A tour of numerous of numerous “weblogs” has left us with the distinct impression that there are striking differences in the manner of self-presentation among the male and female communities of “webloggers.” As far as we can determine, female “webloggers” seem much more taken with the idea of offering sexy, coquettish pictures on their “weblogs,” ostensibly of themselves—or, perchance, cartoon versions of themselves.
Take, for instance, a representative sample of some of our favorite female “webloggers”: Cathy the Cakeeater, Sadie the Fist, Ms. Feisty Repartee, the Common Sense Lady, et al. Overall, male “webloggers” tend to eschew self-portraits. When they offer them, they are often charmingly matter-of-fact: E.g., the Rabbi-Philosopher who is neither a rabbi nor a philosopher, the Point-to-Point Man, et al. Or they favor the over-the-top countenance: Enoch Soames, Esq., Stephen Baldwin, et al.
There are, we hasten to add, exceptions to this rule. Savor, for example, the striking visage of the Maximum Leader. But, quite frankly, when you look that good, you ought to show off. In addition, the Llamas are certainly on the exhibitionist side of the coin.
All the same, we, the crack young staff of “The Hatemonger’s Quarterly,” find this all a bit weird. What does it mean? We would love to offer portraits of the female members of the crack young staff, but, unfortunately, they are all graduate students, and therefore ugly. Q.E.D.

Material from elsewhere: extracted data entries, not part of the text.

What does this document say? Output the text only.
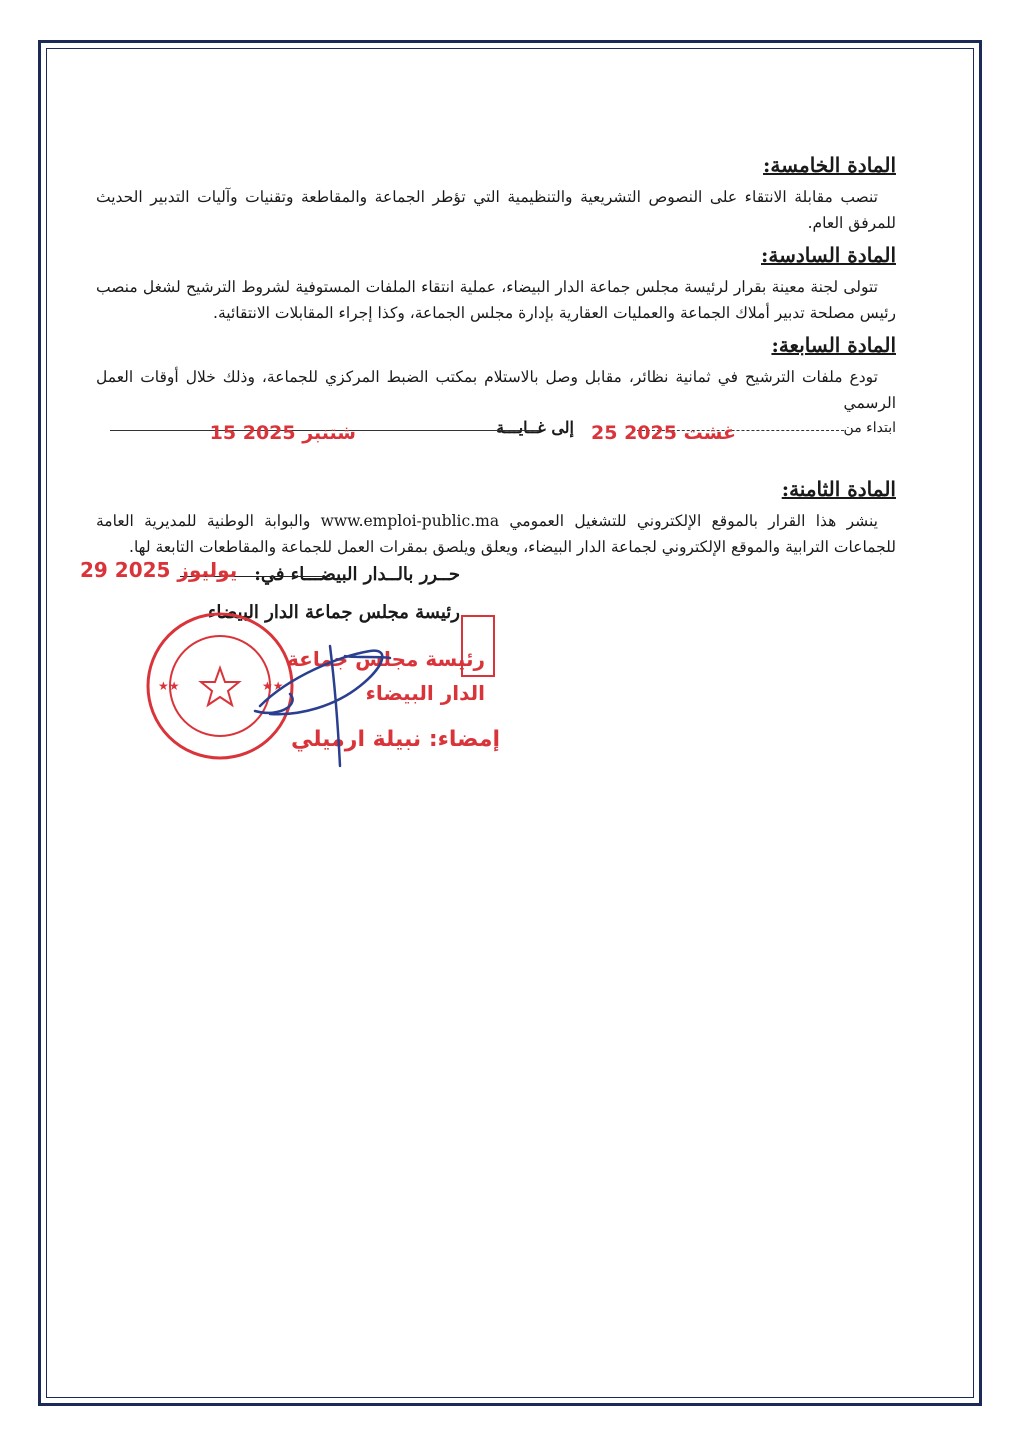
المادة الخامسة:

تنصب مقابلة الانتقاء على النصوص التشريعية والتنظيمية التي تؤطر الجماعة والمقاطعة وتقنيات وآليات التدبير الحديث للمرفق العام.

المادة السادسة:

تتولى لجنة معينة بقرار لرئيسة مجلس جماعة الدار البيضاء، عملية انتقاء الملفات المستوفية لشروط الترشيح لشغل منصب رئيس مصلحة تدبير أملاك الجماعة والعمليات العقارية بإدارة مجلس الجماعة، وكذا إجراء المقابلات الانتقائية.

المادة السابعة:

تودع ملفات الترشيح في ثمانية نظائر، مقابل وصل بالاستلام بمكتب الضبط المركزي للجماعة، وذلك خلال أوقات العمل الرسمي

ابتداء من
25 غشت 2025
إلى غــايـــة
15 شتنبر 2025
المادة الثامنة:

ينشر هذا القرار بالموقع الإلكتروني للتشغيل العمومي www.emploi-public.ma والبوابة الوطنية للمديرية العامة للجماعات الترابية والموقع الإلكتروني لجماعة الدار البيضاء، ويعلق ويلصق بمقرات العمل للجماعة والمقاطعات التابعة لها.

حــرر بالــدار البيضـــاء في:
29 يوليوز 2025
رئيسة مجلس جماعة الدار البيضاء
★★	★★
رئيسة مجلس جماعة
الدار البيضاء
إمضاء: نبيلة ارميلي
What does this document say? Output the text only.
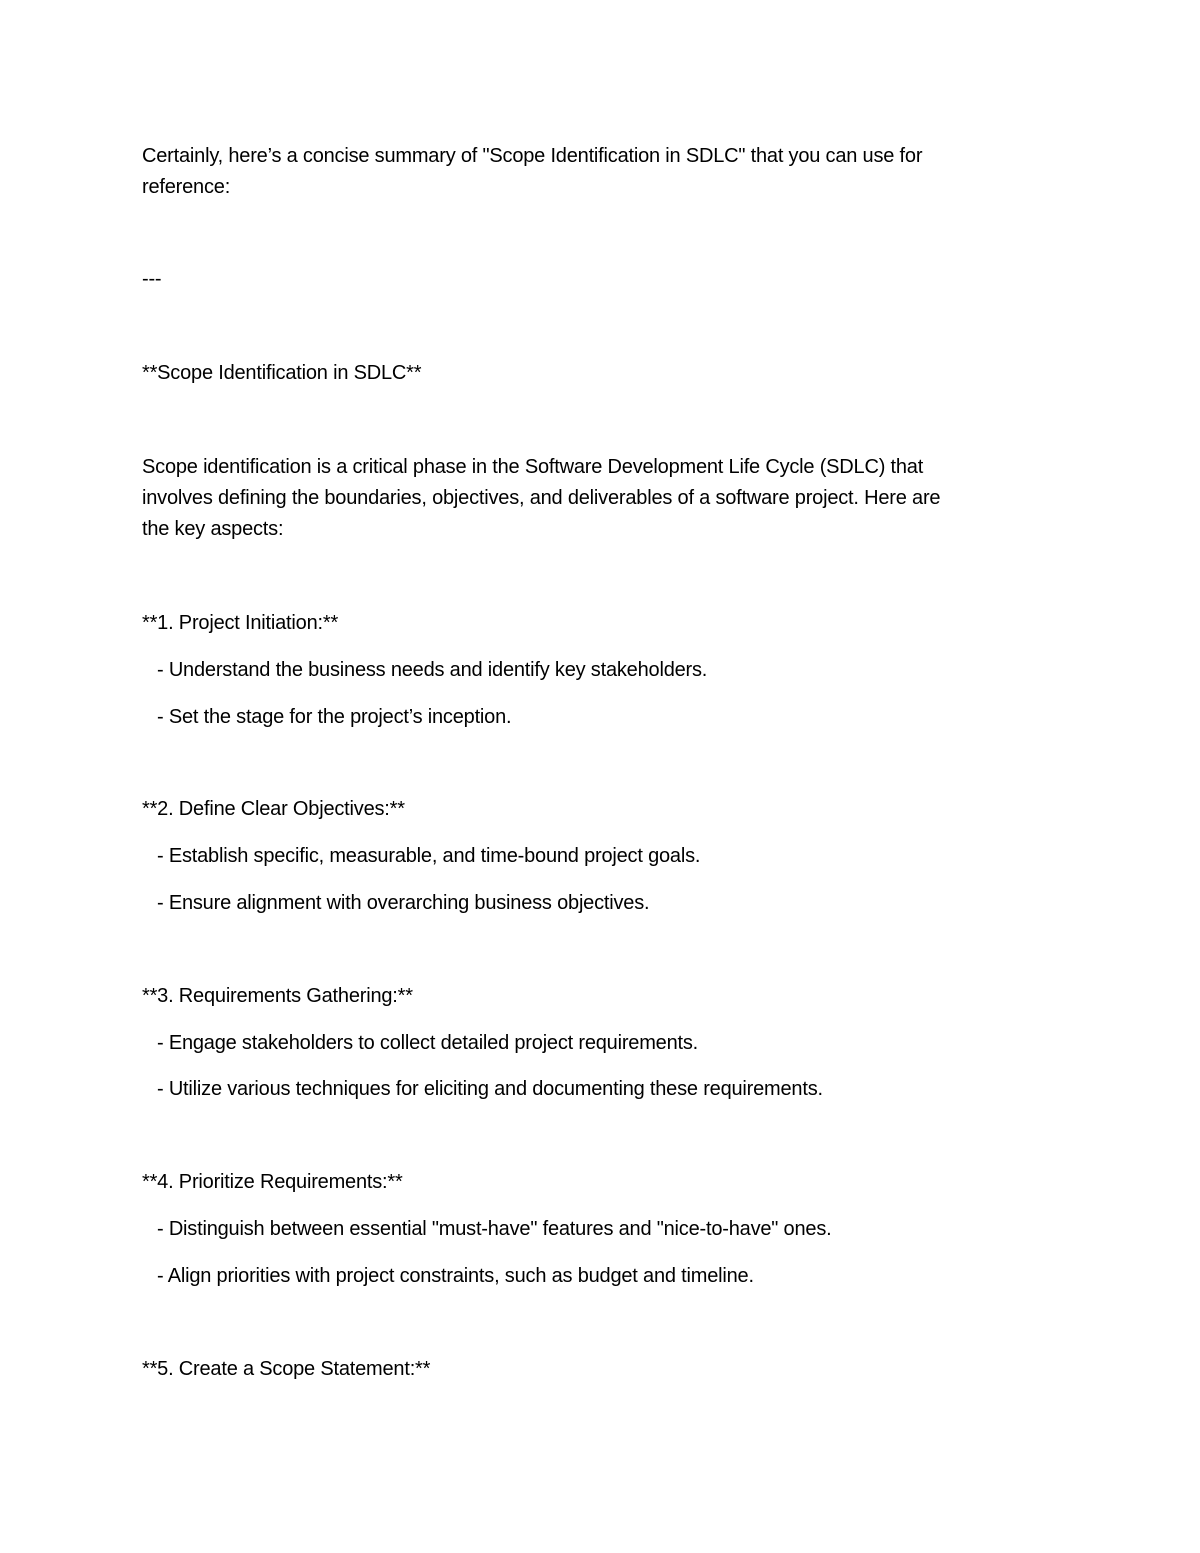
Certainly, here’s a concise summary of "Scope Identification in SDLC" that you can use for
reference:
---
**Scope Identification in SDLC**
Scope identification is a critical phase in the Software Development Life Cycle (SDLC) that
involves defining the boundaries, objectives, and deliverables of a software project. Here are
the key aspects:
**1. Project Initiation:**
- Understand the business needs and identify key stakeholders.
- Set the stage for the project’s inception.
**2. Define Clear Objectives:**
- Establish specific, measurable, and time-bound project goals.
- Ensure alignment with overarching business objectives.
**3. Requirements Gathering:**
- Engage stakeholders to collect detailed project requirements.
- Utilize various techniques for eliciting and documenting these requirements.
**4. Prioritize Requirements:**
- Distinguish between essential "must-have" features and "nice-to-have" ones.
- Align priorities with project constraints, such as budget and timeline.
**5. Create a Scope Statement:**
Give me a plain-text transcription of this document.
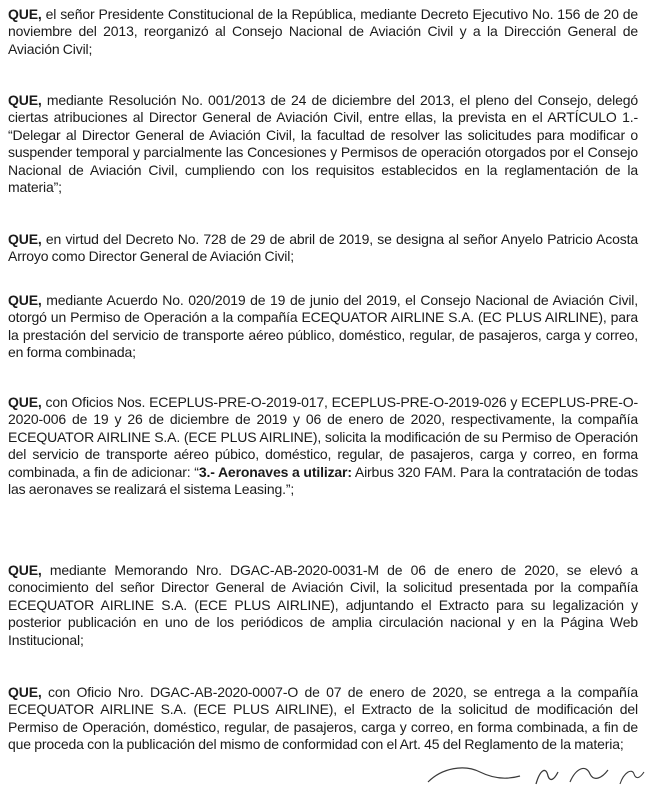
QUE, el señor Presidente Constitucional de la República, mediante Decreto Ejecutivo No. 156 de 20 de noviembre del 2013, reorganizó al Consejo Nacional de Aviación Civil y a la Dirección General de Aviación Civil;

QUE, mediante Resolución No. 001/2013 de 24 de diciembre del 2013, el pleno del Consejo, delegó ciertas atribuciones al Director General de Aviación Civil, entre ellas, la prevista en el ARTÍCULO 1.- “Delegar al Director General de Aviación Civil, la facultad de resolver las solicitudes para modificar o suspender temporal y parcialmente las Concesiones y Permisos de operación otorgados por el Consejo Nacional de Aviación Civil, cumpliendo con los requisitos establecidos en la reglamentación de la materia”;

QUE, en virtud del Decreto No. 728 de 29 de abril de 2019, se designa al señor Anyelo Patricio Acosta Arroyo como Director General de Aviación Civil;

QUE, mediante Acuerdo No. 020/2019 de 19 de junio del 2019, el Consejo Nacional de Aviación Civil, otorgó un Permiso de Operación a la compañía ECEQUATOR AIRLINE S.A. (EC PLUS AIRLINE), para la prestación del servicio de transporte aéreo público, doméstico, regular, de pasajeros, carga y correo, en forma combinada;

QUE, con Oficios Nos. ECEPLUS-PRE-O-2019-017, ECEPLUS-PRE-O-2019-026 y ECEPLUS-PRE-O-2020-006 de 19 y 26 de diciembre de 2019 y 06 de enero de 2020, respectivamente, la compañía ECEQUATOR AIRLINE S.A. (ECE PLUS AIRLINE), solicita la modificación de su Permiso de Operación del servicio de transporte aéreo púbico, doméstico, regular, de pasajeros, carga y correo, en forma combinada, a fin de adicionar: “3.- Aeronaves a utilizar: Airbus 320 FAM. Para la contratación de todas las aeronaves se realizará el sistema Leasing.”;

QUE, mediante Memorando Nro. DGAC-AB-2020-0031-M de 06 de enero de 2020, se elevó a conocimiento del señor Director General de Aviación Civil, la solicitud presentada por la compañía ECEQUATOR AIRLINE S.A. (ECE PLUS AIRLINE), adjuntando el Extracto para su legalización y posterior publicación en uno de los periódicos de amplia circulación nacional y en la Página Web Institucional;

QUE, con Oficio Nro. DGAC-AB-2020-0007-O de 07 de enero de 2020, se entrega a la compañía ECEQUATOR AIRLINE S.A. (ECE PLUS AIRLINE), el Extracto de la solicitud de modificación del Permiso de Operación, doméstico, regular, de pasajeros, carga y correo, en forma combinada, a fin de que proceda con la publicación del mismo de conformidad con el Art. 45 del Reglamento de la materia;
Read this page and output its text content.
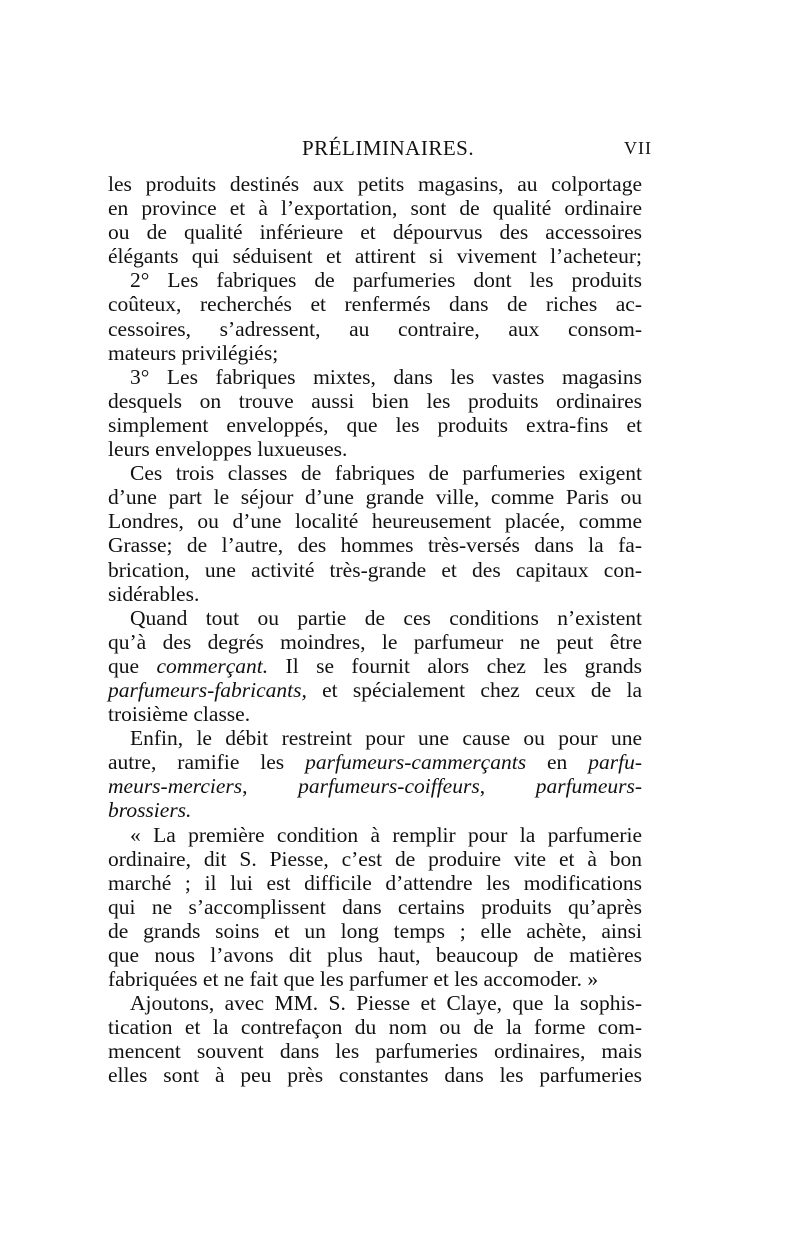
PRÉLIMINAIRES.	VII
les produits destinés aux petits magasins, au colportage
en province et à l’exportation, sont de qualité ordinaire
ou de qualité inférieure et dépourvus des accessoires
élégants qui séduisent et attirent si vivement l’acheteur;
2° Les fabriques de parfumeries dont les produits
coûteux, recherchés et renfermés dans de riches ac-
cessoires, s’adressent, au contraire, aux consom-
mateurs privilégiés;
3° Les fabriques mixtes, dans les vastes magasins
desquels on trouve aussi bien les produits ordinaires
simplement enveloppés, que les produits extra-fins et
leurs enveloppes luxueuses.
Ces trois classes de fabriques de parfumeries exigent
d’une part le séjour d’une grande ville, comme Paris ou
Londres, ou d’une localité heureusement placée, comme
Grasse; de l’autre, des hommes très-versés dans la fa-
brication, une activité très-grande et des capitaux con-
sidérables.
Quand tout ou partie de ces conditions n’existent
qu’à des degrés moindres, le parfumeur ne peut être
que commerçant. Il se fournit alors chez les grands
parfumeurs-fabricants, et spécialement chez ceux de la
troisième classe.
Enfin, le débit restreint pour une cause ou pour une
autre, ramifie les parfumeurs-cammerçants en parfu-
meurs-merciers, parfumeurs-coiffeurs, parfumeurs-
brossiers.
« La première condition à remplir pour la parfumerie
ordinaire, dit S. Piesse, c’est de produire vite et à bon
marché ; il lui est difficile d’attendre les modifications
qui ne s’accomplissent dans certains produits qu’après
de grands soins et un long temps ; elle achète, ainsi
que nous l’avons dit plus haut, beaucoup de matières
fabriquées et ne fait que les parfumer et les accomoder. »
Ajoutons, avec MM. S. Piesse et Claye, que la sophis-
tication et la contrefaçon du nom ou de la forme com-
mencent souvent dans les parfumeries ordinaires, mais
elles sont à peu près constantes dans les parfumeries
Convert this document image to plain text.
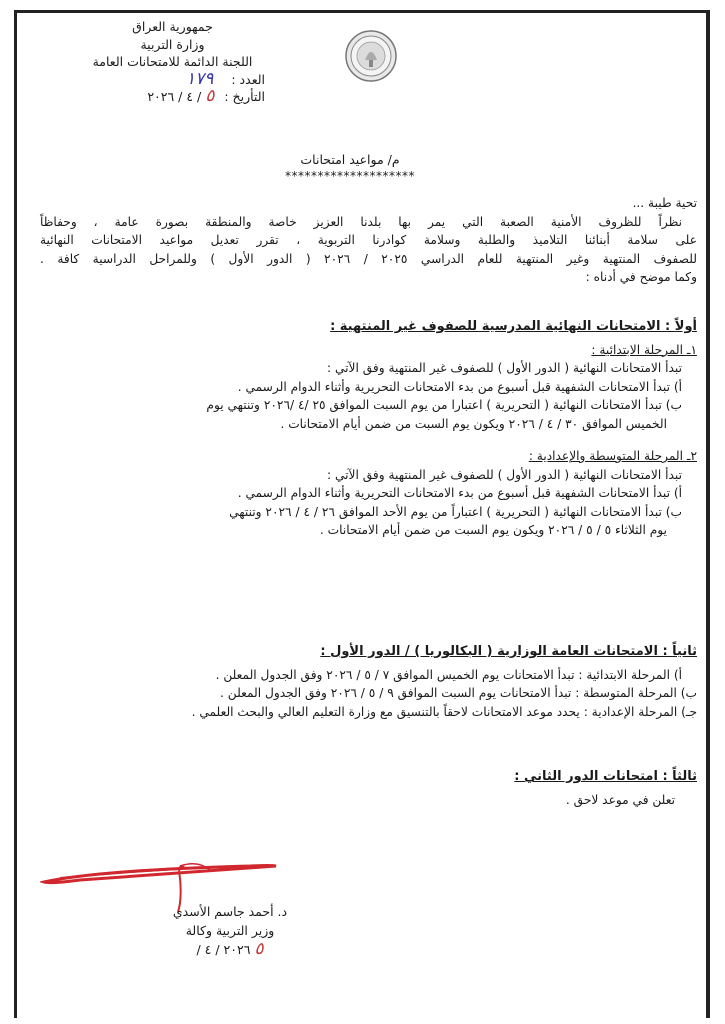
جمهورية العراق
وزارة التربية
اللجنة الدائمة للامتحانات العامة
العدد : ١٧٩
التأريخ : ٥ / ٤ / ٢٠٢٦
م/ مواعيد امتحانات
********************
تحية طيبة ...
نظراً للظروف الأمنية الصعبة التي يمر بها بلدنا العزيز خاصة والمنطقة بصورة عامة ، وحفاظاً
على سلامة أبنائنا التلاميذ والطلبة وسلامة كوادرنا التربوية ، تقرر تعديل مواعيد الامتحانات النهائية
للصفوف المنتهية وغير المنتهية للعام الدراسي ٢٠٢٥ / ٢٠٢٦ ( الدور الأول ) وللمراحل الدراسية كافة .
وكما موضح في أدناه :
أولاً : الامتحانات النهائية المدرسية للصفوف غير المنتهية :
١ـ المرحلة الابتدائية :
تبدأ الامتحانات النهائية ( الدور الأول ) للصفوف غير المنتهية وفق الآتي :
أ) تبدأ الامتحانات الشفهية قبل أسبوع من بدء الامتحانات التحريرية وأثناء الدوام الرسمي .
ب) تبدأ الامتحانات النهائية ( التحريرية ) اعتبارا من يوم السبت الموافق ٢٥ /٤ /٢٠٢٦ وتنتهي يوم
الخميس الموافق ٣٠ / ٤ / ٢٠٢٦ ويكون يوم السبت من ضمن أيام الامتحانات .
٢ـ المرحلة المتوسطة والإعدادية :
تبدأ الامتحانات النهائية ( الدور الأول ) للصفوف غير المنتهية وفق الآتي :
أ) تبدأ الامتحانات الشفهية قبل أسبوع من بدء الامتحانات التحريرية وأثناء الدوام الرسمي .
ب) تبدأ الامتحانات النهائية ( التحريرية ) اعتباراً من يوم الأحد الموافق ٢٦ / ٤ / ٢٠٢٦ وتنتهي
يوم الثلاثاء ٥ / ٥ / ٢٠٢٦ ويكون يوم السبت من ضمن أيام الامتحانات .
ثانياً : الامتحانات العامة الوزارية ( البكالوريا ) / الدور الأول :
أ) المرحلة الابتدائية : تبدأ الامتحانات يوم الخميس الموافق ٧ / ٥ / ٢٠٢٦ وفق الجدول المعلن .
ب) المرحلة المتوسطة : تبدأ الامتحانات يوم السبت الموافق ٩ / ٥ / ٢٠٢٦ وفق الجدول المعلن .
جـ) المرحلة الإعدادية : يحدد موعد الامتحانات لاحقاً بالتنسيق مع وزارة التعليم العالي والبحث العلمي .
ثالثاً : امتحانات الدور الثاني :
تعلن في موعد لاحق .
د. أحمد جاسم الأسدي
وزير التربية وكالة
٥ ٢٠٢٦ / ٤ /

So maybe we’re just jealous. And, as noted above, there are plenty of exceptions to our general rule. For instance, we’ve always wanted to get a peek at Lynn Sislo, but we’ve never been suitably fortunate. Still, we think we have discovered something that our Women’s Studies friends would call a “gendered response.” Or whatever.
We’re not entirely sure, but we believe there’s some kind of a doctoral dissertation in this somewhere.